KALAMAZOO — Armune BioScience Inc.’s sale to a Wisconsin company provides another exit for investors that generates returns they can use in future deals for life sciences startups in Michigan.
Investors across West Michigan backed Armune, which developed a genetic diagnostic blood test for prostate cancer. The company was sold in mid-December to Madison, Wis.-based Exact Sciences Corp., a public company that developed and markets Cologuard, a test for colon cancer.
Stephen Haakenson, executive director of the Western Michigan University Biosciences Research & Commercialization Center, hopes investors’ successful exit from Armune provides encouragement for others to back startups in the state that are developing a new technology.
“If the money’s there to help move it along, I think there’s a lot more that can come out of the state of Michigan,” Haakenson said. “If the individuals are found to invest in some of this technology that is here in Michigan, it can get out there and do what we think it can do.”
The nonprofit BRCC, which started in 2004 and holds positions in 24 active portfolio companies, invested $750,000 in Armune over five capital rounds and was the company’s largest institutional investor, Haakenson said.
The Armune sale “was one of a few good exits” the BRCC recorded in the last several months, Haakenson said.
The BRCC invests in early-stage life science startups, putting up to $250,000 in each capital round. The return on the Armune investment will go into its fund for use in future investments. The BRCC, with a little more than $10 million in capital under management, last year completed eight deals, seven of which were follow-on investments, and Haakenson expects to make four to six new deals in 2018.
“This year, it’s going to pick up because of some of the returns,” he said. “We’re going to start doing a lot more new investments.”
Beyond the BRCC, investors in Armune included the Michigan Investment in New Technology Startups fund at the University of Michigan, Holland-based Grand Angels and Grand Angels Venture Fund II, and several individual angel investors across Southwest Michigan.
Grand Angels’ return on the exit will “allow us to keep investing in new companies and support growth for Michigan,” Managing Director Paul D’Amato wrote in an email to MiBiz.
While terms of the transaction remain undisclosed, the sale “was a really good, solid deal for the company” in what Armune CEO David Esposito calls a “tough market” for early-stage diagnostics firms pursuing a strategic partner.
Key to the deal was how well the technology behind Armune’s Apifiny test for prostate cancer complements Exact Sciences’ Cologuard diagnostic test, Esposito said.

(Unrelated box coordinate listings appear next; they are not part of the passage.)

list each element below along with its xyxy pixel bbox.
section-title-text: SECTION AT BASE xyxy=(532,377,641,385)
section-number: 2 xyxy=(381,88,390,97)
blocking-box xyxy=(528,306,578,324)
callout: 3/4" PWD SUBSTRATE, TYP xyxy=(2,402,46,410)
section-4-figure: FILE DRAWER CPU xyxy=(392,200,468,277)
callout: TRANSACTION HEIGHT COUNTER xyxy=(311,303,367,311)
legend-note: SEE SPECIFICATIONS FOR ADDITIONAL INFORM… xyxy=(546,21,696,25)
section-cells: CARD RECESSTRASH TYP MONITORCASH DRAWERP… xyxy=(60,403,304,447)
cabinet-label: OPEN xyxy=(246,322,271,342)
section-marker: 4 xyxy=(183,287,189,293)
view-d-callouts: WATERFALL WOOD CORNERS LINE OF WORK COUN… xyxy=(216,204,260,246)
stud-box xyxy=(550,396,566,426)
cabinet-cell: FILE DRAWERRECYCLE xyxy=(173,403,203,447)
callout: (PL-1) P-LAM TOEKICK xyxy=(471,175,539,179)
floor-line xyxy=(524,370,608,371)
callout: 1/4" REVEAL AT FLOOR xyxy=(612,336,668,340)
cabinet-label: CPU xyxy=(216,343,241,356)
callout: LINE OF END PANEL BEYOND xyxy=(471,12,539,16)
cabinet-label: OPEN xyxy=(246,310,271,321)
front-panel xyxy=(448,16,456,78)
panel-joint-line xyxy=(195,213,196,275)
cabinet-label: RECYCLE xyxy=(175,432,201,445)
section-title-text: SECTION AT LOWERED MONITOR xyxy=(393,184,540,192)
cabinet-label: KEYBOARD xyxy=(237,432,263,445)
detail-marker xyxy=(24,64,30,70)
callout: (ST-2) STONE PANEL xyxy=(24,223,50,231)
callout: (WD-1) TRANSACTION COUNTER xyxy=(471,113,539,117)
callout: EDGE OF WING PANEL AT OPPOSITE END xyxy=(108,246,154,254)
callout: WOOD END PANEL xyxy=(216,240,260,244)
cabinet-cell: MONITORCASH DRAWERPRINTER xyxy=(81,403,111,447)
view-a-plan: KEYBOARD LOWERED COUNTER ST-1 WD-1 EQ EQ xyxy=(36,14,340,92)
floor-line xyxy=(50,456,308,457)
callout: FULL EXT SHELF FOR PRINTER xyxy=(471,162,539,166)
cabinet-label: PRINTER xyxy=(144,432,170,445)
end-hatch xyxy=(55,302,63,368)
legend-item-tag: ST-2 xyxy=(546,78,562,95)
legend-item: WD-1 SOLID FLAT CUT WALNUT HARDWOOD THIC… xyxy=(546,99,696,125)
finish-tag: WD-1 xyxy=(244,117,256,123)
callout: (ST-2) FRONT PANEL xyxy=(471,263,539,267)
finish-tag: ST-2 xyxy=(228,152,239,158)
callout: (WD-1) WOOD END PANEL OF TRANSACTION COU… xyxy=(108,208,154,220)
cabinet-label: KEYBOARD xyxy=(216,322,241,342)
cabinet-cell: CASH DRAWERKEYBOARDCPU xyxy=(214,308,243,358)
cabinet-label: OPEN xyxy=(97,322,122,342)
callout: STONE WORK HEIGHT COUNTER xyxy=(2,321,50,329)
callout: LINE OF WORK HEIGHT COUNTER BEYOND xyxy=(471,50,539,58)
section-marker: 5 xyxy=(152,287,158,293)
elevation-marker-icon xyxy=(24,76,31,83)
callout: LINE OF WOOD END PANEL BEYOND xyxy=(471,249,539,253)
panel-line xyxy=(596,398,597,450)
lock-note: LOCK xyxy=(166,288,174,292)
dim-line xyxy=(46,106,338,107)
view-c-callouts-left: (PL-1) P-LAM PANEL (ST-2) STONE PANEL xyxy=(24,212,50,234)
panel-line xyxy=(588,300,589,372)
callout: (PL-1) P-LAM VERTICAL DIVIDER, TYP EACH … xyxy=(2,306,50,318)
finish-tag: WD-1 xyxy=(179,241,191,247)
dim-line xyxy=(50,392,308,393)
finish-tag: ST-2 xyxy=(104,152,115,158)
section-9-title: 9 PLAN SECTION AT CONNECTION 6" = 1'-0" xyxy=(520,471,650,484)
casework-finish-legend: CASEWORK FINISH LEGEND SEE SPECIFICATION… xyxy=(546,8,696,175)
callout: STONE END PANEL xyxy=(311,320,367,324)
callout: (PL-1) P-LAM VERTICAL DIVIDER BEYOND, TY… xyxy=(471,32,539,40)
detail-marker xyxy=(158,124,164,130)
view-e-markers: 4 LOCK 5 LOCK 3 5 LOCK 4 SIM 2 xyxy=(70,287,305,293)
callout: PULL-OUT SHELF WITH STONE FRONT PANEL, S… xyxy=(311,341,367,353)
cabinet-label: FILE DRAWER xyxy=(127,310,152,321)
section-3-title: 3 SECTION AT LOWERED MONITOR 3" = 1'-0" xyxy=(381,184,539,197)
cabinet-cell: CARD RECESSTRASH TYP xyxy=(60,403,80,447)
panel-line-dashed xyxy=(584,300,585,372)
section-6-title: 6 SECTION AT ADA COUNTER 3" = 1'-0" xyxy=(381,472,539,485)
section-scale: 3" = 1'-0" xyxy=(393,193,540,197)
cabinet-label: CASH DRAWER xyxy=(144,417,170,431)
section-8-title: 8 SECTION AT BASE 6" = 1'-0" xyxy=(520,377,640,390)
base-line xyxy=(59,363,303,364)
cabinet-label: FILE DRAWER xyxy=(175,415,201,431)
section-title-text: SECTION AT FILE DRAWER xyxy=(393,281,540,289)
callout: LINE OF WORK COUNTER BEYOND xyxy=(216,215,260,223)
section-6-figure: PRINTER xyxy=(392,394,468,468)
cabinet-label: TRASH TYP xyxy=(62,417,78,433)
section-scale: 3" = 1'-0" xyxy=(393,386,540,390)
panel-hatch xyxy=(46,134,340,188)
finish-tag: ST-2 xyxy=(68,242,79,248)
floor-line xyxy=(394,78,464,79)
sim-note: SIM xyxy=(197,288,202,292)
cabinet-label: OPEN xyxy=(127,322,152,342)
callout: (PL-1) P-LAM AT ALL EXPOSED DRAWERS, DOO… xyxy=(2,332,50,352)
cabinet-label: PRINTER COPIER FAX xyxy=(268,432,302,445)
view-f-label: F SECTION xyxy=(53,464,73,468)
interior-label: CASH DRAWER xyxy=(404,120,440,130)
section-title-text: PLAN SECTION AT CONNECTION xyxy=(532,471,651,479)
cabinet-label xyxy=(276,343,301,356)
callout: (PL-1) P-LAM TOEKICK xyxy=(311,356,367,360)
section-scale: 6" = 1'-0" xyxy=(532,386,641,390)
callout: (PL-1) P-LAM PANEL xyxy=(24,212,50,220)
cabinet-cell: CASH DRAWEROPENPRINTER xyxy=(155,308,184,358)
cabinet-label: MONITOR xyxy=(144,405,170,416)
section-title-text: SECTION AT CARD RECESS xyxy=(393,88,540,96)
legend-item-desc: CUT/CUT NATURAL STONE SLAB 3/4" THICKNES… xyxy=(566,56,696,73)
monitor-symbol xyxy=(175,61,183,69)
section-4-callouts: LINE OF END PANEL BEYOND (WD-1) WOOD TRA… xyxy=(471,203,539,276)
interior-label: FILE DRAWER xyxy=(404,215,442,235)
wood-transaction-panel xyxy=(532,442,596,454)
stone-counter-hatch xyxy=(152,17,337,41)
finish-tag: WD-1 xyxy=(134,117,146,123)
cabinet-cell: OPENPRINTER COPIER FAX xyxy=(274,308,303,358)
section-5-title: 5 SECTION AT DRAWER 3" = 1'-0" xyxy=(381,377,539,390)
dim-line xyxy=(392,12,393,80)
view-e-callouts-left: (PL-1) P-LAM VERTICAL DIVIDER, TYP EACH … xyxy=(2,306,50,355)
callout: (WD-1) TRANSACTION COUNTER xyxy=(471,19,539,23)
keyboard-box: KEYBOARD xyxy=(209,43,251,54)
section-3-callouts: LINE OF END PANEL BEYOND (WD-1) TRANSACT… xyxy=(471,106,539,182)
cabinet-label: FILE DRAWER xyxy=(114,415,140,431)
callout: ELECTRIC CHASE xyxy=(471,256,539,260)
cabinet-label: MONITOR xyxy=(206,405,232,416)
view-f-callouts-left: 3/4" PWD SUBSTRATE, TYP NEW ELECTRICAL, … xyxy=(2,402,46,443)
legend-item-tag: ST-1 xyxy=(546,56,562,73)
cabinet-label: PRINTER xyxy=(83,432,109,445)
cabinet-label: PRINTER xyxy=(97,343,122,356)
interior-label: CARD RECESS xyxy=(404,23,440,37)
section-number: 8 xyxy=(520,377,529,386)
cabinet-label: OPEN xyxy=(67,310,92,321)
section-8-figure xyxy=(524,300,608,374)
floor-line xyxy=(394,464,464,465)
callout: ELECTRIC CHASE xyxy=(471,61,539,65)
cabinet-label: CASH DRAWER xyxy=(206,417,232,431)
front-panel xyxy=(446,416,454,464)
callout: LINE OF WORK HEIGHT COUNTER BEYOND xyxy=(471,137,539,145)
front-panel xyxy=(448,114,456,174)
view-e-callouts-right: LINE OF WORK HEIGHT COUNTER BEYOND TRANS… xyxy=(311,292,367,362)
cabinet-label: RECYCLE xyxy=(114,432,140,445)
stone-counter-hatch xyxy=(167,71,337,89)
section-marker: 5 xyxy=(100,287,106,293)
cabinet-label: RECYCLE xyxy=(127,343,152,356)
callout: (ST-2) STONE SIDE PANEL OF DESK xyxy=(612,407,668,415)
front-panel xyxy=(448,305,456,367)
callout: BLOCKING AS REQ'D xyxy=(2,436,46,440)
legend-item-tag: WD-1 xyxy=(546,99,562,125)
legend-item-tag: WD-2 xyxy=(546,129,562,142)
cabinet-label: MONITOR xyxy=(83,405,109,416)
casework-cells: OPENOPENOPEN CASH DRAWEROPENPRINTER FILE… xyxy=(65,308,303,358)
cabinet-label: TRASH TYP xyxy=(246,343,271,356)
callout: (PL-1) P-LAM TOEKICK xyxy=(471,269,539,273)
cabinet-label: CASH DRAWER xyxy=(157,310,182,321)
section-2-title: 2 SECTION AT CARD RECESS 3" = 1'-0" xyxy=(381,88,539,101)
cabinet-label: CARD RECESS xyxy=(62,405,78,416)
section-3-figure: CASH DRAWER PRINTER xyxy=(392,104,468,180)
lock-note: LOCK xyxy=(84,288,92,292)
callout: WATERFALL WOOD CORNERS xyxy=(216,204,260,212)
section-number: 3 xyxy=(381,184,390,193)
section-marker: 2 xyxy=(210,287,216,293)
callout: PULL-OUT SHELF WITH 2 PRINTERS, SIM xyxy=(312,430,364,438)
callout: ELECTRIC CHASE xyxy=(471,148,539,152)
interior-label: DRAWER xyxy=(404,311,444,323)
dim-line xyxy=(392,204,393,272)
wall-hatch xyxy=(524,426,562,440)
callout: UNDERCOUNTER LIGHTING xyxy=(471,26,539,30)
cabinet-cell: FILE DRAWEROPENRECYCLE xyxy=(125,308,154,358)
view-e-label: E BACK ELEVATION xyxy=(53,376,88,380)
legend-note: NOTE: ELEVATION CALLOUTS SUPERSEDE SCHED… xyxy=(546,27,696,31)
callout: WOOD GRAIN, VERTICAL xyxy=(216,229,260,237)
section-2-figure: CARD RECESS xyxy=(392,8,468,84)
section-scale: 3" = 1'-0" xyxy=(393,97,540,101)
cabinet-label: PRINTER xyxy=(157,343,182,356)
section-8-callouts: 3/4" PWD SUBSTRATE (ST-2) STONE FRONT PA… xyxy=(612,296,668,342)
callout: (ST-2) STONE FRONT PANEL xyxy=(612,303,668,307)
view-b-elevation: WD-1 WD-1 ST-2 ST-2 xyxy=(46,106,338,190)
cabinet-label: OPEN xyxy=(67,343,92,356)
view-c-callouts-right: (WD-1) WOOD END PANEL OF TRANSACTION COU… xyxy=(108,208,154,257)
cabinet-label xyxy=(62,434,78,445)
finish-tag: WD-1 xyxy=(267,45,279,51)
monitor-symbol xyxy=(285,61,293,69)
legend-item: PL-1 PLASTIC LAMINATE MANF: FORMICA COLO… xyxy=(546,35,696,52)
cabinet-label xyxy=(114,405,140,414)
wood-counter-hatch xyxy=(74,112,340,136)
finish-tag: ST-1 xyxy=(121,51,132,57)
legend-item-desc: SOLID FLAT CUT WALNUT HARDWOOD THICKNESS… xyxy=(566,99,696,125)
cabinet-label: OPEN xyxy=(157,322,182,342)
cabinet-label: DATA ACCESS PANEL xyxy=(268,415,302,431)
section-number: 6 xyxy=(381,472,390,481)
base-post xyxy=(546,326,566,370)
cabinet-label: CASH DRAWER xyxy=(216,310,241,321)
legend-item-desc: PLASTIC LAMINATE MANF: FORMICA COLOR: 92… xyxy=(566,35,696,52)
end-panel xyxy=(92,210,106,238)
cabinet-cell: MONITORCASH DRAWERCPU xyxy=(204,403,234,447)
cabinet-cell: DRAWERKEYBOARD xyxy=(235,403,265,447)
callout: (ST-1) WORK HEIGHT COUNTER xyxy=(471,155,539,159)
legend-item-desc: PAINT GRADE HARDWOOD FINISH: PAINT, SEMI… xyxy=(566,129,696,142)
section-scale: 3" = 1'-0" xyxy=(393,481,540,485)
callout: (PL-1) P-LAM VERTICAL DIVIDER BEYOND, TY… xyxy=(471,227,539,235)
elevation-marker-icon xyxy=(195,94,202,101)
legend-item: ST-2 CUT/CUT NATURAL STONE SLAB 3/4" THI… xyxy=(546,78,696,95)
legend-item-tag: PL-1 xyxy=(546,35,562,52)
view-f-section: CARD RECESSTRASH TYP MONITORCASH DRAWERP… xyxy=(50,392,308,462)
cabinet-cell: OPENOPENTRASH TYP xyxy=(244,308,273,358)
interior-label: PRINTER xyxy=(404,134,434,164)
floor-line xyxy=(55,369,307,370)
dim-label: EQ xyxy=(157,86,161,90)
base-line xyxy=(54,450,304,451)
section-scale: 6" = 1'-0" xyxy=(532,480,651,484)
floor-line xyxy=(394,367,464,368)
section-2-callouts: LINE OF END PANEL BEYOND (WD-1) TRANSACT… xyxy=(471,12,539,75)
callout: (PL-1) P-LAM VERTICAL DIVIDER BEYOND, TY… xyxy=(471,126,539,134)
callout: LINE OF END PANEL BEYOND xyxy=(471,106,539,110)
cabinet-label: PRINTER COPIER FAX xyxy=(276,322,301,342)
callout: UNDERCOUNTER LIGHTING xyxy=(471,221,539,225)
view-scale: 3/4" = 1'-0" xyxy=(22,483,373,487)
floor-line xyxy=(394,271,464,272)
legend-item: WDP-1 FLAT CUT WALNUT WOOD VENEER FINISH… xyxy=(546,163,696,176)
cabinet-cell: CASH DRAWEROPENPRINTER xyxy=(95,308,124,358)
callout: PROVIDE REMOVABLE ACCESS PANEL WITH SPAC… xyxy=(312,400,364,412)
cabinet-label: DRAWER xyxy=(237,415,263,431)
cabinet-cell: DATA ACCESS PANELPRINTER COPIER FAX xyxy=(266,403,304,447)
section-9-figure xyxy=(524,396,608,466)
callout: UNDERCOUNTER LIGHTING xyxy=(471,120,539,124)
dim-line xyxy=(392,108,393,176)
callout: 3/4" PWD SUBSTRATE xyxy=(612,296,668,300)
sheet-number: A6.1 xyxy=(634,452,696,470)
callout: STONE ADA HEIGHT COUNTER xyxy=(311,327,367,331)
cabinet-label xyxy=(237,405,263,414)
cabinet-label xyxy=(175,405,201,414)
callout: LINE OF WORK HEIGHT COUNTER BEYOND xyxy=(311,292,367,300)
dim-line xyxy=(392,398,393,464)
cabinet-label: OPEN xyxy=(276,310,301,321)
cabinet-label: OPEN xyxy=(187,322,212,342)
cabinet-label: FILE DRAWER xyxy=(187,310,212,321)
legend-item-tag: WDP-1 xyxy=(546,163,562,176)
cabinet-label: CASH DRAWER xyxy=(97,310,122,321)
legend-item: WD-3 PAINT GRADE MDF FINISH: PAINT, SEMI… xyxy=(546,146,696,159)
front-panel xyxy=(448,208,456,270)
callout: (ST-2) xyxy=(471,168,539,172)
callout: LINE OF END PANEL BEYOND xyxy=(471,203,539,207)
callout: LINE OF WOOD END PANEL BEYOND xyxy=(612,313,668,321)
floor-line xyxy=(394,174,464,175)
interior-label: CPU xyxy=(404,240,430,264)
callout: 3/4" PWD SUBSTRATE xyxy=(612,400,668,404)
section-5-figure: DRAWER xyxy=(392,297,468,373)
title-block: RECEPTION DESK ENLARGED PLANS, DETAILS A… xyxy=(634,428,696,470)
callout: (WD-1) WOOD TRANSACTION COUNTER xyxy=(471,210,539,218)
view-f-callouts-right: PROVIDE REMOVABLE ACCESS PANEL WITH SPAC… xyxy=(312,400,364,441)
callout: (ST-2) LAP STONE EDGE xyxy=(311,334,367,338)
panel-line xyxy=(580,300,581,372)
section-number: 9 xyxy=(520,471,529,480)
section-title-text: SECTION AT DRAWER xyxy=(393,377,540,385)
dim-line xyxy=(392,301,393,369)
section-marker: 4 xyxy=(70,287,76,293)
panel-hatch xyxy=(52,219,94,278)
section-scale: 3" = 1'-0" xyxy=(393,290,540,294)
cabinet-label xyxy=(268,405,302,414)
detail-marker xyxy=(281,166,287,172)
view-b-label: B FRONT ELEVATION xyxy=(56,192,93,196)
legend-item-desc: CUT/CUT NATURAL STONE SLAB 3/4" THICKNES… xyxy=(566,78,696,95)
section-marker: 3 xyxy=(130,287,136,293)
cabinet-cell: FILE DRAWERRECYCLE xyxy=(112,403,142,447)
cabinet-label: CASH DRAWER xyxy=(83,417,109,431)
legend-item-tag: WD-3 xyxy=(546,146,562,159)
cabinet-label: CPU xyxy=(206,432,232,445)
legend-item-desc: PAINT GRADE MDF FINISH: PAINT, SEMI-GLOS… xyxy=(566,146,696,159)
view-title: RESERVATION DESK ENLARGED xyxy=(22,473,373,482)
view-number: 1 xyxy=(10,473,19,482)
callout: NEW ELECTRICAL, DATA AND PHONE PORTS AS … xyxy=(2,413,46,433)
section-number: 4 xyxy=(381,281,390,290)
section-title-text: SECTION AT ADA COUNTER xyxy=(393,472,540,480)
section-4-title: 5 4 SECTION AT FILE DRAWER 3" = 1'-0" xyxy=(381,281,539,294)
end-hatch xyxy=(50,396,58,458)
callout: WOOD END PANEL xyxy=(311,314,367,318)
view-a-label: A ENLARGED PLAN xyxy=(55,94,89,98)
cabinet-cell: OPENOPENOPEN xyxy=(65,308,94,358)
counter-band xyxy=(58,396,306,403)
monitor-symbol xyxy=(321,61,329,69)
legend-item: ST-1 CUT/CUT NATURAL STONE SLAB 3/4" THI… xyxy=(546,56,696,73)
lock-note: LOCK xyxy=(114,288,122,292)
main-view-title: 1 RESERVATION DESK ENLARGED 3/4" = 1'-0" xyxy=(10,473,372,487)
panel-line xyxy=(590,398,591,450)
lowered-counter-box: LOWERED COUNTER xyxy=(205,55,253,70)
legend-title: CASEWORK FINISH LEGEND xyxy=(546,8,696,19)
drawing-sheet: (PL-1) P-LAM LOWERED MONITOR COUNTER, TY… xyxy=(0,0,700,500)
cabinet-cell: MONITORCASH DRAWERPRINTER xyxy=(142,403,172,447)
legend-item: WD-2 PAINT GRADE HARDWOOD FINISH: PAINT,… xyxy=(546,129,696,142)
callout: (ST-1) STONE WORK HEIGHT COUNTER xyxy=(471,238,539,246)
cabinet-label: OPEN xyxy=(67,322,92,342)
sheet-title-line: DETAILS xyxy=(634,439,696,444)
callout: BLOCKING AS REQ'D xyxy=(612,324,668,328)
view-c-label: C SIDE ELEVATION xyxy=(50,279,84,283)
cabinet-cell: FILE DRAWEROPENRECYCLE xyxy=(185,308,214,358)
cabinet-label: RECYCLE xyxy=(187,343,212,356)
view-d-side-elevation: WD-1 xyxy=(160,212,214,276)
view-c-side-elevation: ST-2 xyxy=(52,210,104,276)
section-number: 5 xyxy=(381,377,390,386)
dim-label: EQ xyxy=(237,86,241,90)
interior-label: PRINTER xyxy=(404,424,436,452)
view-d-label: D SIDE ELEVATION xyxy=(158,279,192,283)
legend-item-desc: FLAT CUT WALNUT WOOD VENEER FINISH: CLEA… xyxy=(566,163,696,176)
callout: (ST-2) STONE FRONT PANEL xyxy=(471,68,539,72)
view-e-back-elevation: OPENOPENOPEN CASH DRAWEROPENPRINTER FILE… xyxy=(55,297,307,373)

During 2017 as Armune worked with investment bank EMA Partners International to find a strategic buyer, “it was really about finding the right partner with the resources to be able to leverage this technology to make a difference in cancer,” he said.
“Given Exact’s resources and their scientific expertise, we couldn’t think of a better home for the technology,” Esposito said. “It’s a great fit for our technology, and we think it has a real strong chance at really impacting the early detection of cancer combined with them.”
Armune’s sale closed in mid-December but was not announced publicly until Exact Sciences mentioned it in January during a presentation at the JPMorgan Healthcare Conference in San Francisco.
Exact Sciences (Nasdaq: EXAS) expects to report 2017 sales of $265.5 million to $266.5 million when it releases annual results this month. At the JPMorgan Conference, CEO Kevin Conroy said the company processed some 571,000 Cologuard tests in 2017, a 134-percent increase from 2016.
In his presentation at the JPMorgan Healthcare Conference, Conroy said Exact Sciences has a goal of developing diagnostic tests for the top 10 cancers.
Formed in 2008 and based in Kalamazoo, Armune developed the Apifiny diagnostic test for patients suspected of having prostate cancer. Based on technology Armune licensed from the University of Michigan, the Apifiny blood test checks for biomarkers that indicate the presence of prostate cancer in a patient. The test works by detecting the antibodies produced when the body’s immune system recognizes a cancer antigen.
The sale to Exact Sciences included not just the technology behind the Apifiny diagnostic test but two new tests Armune was developing, one to differentiate between aggressive and non-aggressive prostate cancers and the other to monitor patients with non-aggressive cancer, plus tests for breast and lung cancer.
Armune, which has conducted about 15,000 Apifiny tests in two and a half years, is now in the process of closing the diagnostics lab in Ann Arbor, distributing proceeds to shareholders, and shutting down the business, Esposito said. Exact Sciences will continue to operate Armune’s R&D lab in Ann Arbor.